Dysfunctional teams do dysfunctional things. It should be no surprise, then, that the dysfunctional Dolphins did something dysfunctional on Friday.
Owner Stephen Ross fired (sorry, “mutually parted ways with”) long-time G.M. Chris Grier. Ross made no other changes.
The Dolphins simultaneously got the word out that coach Mike McDaniel will finish the season. (Which could be viewed as an even worse punishment than being mutually parted ways. With.)
McDaniel is now an obvious lame duck, barring the kind of miracle that persuades Ross to keep him for 2026. Even then, Ross will have a mismatched G.M. and head coach, with the new G.M. waiting for the opportunity to hire his own head coach.
Every future G.M. scouts players and coaches. Every G.M. has a list of coaches with whom the G.M. wants to work. And so, if McDaniel survives, he’ll enter 2026 on the hot seat, as the new G.M. bides his time for the right time to move on from McDaniel and to install one of the coaches the new G.M. has earmarked for eventual hire.

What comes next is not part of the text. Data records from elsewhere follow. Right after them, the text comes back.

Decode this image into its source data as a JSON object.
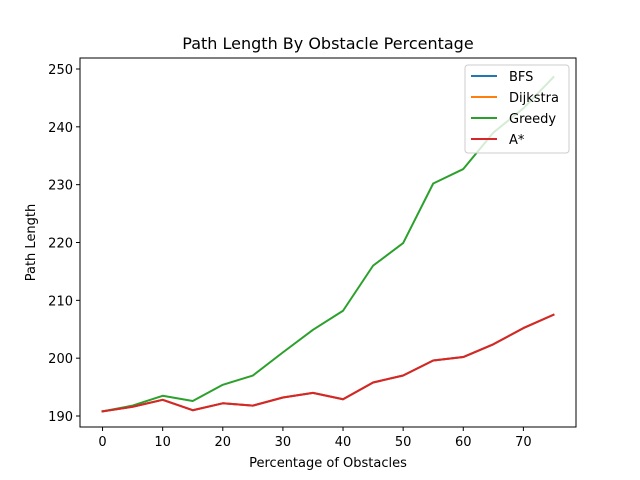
{
  "chart_data": {
    "type": "line",
    "title": "Path Length By Obstacle Percentage",
    "xlabel": "Percentage of Obstacles",
    "ylabel": "Path Length",
    "xlim": [
      -3.75,
      78.75
    ],
    "ylim": [
      188.1,
      251.9
    ],
    "xticks": [
      0,
      10,
      20,
      30,
      40,
      50,
      60,
      70
    ],
    "yticks": [
      190,
      200,
      210,
      220,
      230,
      240,
      250
    ],
    "grid": false,
    "legend_position": "top-right",
    "x": [
      0,
      5,
      10,
      15,
      20,
      25,
      30,
      35,
      40,
      45,
      50,
      55,
      60,
      65,
      70,
      75
    ],
    "series": [
      {
        "name": "BFS",
        "color": "#1f77b4",
        "values": [
          190.8,
          191.6,
          192.8,
          191.0,
          192.2,
          191.8,
          193.2,
          194.0,
          192.9,
          195.8,
          197.0,
          199.6,
          200.2,
          202.4,
          205.2,
          207.5
        ]
      },
      {
        "name": "Dijkstra",
        "color": "#ff7f0e",
        "values": [
          190.8,
          191.6,
          192.8,
          191.0,
          192.2,
          191.8,
          193.2,
          194.0,
          192.9,
          195.8,
          197.0,
          199.6,
          200.2,
          202.4,
          205.2,
          207.5
        ]
      },
      {
        "name": "Greedy",
        "color": "#2ca02c",
        "values": [
          190.8,
          191.8,
          193.5,
          192.6,
          195.4,
          197.0,
          201.0,
          204.9,
          208.2,
          216.0,
          219.9,
          230.2,
          232.7,
          239.0,
          243.2,
          248.6
        ]
      },
      {
        "name": "A*",
        "color": "#d62728",
        "values": [
          190.8,
          191.6,
          192.8,
          191.0,
          192.2,
          191.8,
          193.2,
          194.0,
          192.9,
          195.8,
          197.0,
          199.6,
          200.2,
          202.4,
          205.2,
          207.5
        ]
      }
    ]
  }
}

And if Ross lets the new G.M. make the decision on McDaniel, when will that happen? Even if it takes only two weeks after the season ends to install a new G.M., the Dolphins will be two weeks behind everyone else who is looking for a head coach in a cycle that starts spinning in little more than two months.
Ross felt compelled to do something after Thursday night’s embarrassing home loss to the Ravens. He opted for a half measure.
The reasons are his and his alone. Maybe he has no faith in any of the potential interim candidates. Maybe he wants to let nature take its course, so that the Dolphins will earn the highest possible draft position in all seven rounds.
Regardless, the properly functioning teams that currently aren’t functioning at a satisfactory level don’t fire either the coach or the G.M. They clean house and start over.